On a final note, in a study by Dr. Mark S. Soloway, professor and chairman of urology at the University of Miami, it was found that prostate cancer radiation therapy created a statistically significant higher risk of developing bladder or rectal cancer as compared to those who had undergone radical prostatectomy.


Q:  How Often Should I See My Doctor?

A:  Following EBRT, follow-up appointments with the doctor will help monitor the patient’s recovery and ensure any side effects are diminishing. The frequency of follow-ups will depend on the risk of cancer recurrence. PSA blood tests will start around the third month after treatment and are repeated every 3 to 4 months during the first 2 to 3 years and then every 6 months. Brachytherapy patients will have a CT scan of the prostate 3 to 4 weeks after the procedure. This scan will evaluate the “quality” of the implant.

Q:  How Will I Know If Prostate Cancer Radiation Therapy Is Working?

A:  PSA blood tests are used to monitor progress after treatment. Following prostate cancer radiation therapy, the PSA will be low but will not reach its lowest point for couple of years. Also, PSA results often vacillate up and down during the first 3 years after EBRT or brachytherapy; this does not mean treatment failed. After prostate cancer hormone therapy, as testosterone recovers, the PSA may rise and the period of eventual decline may be prolonged;  this is also not a sign of treatment failure. The PSA remains a vital monitoring tool and testing at regular intervals is crucial. In addition to the PSA, the doctor will evaluate other data to monitor treatment outcomes.
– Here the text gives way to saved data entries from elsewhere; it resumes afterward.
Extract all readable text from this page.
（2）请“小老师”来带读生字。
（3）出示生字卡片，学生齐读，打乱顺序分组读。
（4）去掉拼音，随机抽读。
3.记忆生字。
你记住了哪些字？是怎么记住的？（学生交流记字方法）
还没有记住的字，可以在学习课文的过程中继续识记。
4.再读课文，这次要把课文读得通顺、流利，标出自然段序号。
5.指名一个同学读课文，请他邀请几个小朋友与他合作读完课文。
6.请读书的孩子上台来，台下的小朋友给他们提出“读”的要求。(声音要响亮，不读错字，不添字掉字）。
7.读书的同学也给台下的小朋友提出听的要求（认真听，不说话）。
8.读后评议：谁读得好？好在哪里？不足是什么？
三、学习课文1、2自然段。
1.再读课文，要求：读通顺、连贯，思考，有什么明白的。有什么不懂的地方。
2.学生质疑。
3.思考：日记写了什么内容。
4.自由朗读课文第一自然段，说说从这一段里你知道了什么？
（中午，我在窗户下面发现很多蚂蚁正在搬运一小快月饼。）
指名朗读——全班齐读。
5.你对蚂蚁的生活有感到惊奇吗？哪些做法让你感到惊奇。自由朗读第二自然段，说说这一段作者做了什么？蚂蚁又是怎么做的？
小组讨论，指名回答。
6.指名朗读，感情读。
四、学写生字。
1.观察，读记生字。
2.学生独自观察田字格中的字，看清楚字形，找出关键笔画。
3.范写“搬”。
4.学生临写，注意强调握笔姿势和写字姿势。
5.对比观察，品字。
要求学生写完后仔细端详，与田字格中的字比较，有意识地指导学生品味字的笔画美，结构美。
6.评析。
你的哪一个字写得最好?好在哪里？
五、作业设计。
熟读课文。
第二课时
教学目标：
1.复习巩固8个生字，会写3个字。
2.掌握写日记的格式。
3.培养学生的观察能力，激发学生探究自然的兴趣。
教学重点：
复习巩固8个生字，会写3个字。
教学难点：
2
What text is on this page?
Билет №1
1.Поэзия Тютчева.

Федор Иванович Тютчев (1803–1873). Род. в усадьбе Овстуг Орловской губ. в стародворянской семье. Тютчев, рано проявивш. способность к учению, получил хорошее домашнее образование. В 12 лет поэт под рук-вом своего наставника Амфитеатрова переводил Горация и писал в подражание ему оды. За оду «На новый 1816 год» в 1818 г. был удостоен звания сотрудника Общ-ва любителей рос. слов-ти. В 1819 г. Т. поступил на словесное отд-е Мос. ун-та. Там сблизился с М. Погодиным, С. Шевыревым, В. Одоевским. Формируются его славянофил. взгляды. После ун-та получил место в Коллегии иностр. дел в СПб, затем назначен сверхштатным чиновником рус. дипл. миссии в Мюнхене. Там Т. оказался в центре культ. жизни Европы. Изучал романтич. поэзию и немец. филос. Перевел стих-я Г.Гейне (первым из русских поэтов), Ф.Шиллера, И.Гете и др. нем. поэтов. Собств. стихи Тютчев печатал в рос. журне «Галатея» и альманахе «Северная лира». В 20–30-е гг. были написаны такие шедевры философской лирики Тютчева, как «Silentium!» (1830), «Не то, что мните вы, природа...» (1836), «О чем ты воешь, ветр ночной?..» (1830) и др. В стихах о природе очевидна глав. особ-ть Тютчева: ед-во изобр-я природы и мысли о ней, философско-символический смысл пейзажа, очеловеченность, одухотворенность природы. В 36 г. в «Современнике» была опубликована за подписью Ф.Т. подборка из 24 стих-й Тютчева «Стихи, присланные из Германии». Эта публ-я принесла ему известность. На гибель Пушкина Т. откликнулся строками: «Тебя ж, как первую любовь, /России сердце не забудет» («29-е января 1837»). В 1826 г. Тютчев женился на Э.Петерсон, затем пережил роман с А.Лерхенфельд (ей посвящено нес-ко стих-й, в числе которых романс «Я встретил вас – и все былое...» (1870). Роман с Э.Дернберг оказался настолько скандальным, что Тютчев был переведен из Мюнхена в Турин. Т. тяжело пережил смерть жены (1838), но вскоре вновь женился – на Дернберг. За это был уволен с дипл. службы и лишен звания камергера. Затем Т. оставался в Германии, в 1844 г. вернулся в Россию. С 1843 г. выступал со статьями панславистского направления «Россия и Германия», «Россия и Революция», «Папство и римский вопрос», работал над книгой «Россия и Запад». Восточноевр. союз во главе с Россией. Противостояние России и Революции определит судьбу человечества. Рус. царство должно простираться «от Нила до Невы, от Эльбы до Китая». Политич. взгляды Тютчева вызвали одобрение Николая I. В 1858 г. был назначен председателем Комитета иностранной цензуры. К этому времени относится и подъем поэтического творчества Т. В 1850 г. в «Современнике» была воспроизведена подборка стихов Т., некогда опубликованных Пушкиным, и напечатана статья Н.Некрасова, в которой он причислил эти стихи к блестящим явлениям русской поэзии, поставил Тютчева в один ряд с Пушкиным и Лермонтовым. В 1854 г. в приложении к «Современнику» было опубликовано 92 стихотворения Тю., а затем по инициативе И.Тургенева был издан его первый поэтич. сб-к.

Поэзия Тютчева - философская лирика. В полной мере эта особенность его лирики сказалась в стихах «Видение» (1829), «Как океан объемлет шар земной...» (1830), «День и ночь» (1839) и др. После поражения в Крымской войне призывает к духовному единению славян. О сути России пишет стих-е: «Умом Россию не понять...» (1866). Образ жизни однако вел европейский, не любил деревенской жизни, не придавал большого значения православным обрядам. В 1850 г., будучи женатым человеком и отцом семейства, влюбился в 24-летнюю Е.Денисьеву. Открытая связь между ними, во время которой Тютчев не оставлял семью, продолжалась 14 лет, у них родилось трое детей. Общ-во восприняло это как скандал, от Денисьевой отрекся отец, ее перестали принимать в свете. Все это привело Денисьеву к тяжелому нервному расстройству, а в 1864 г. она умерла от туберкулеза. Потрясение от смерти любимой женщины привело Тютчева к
Q:  Will I Need Additional Treatments?

A:  Usually, no additional treatment is needed after prostate cancer radiation therapy. It’s important to note that patients can have radiation after surgery but surgery after radiation is almost impossible. If the prostate is removed, the follow-up is easier because the PSA would always be at zero. With prostate cancer radiation therapy, however, the PSA fluctuates as it had prior to surgery. Regularly scheduled PSA testing is important in evaluating the need for future treatment. Should the cancer return, treatment will, in part, depend upon the initial treatment choice. Additional or alternative forms of radiation therapy may be recommended. Doctors, including a radiation oncologist, urologist, and medical oncologist, will discuss treatment options at that time.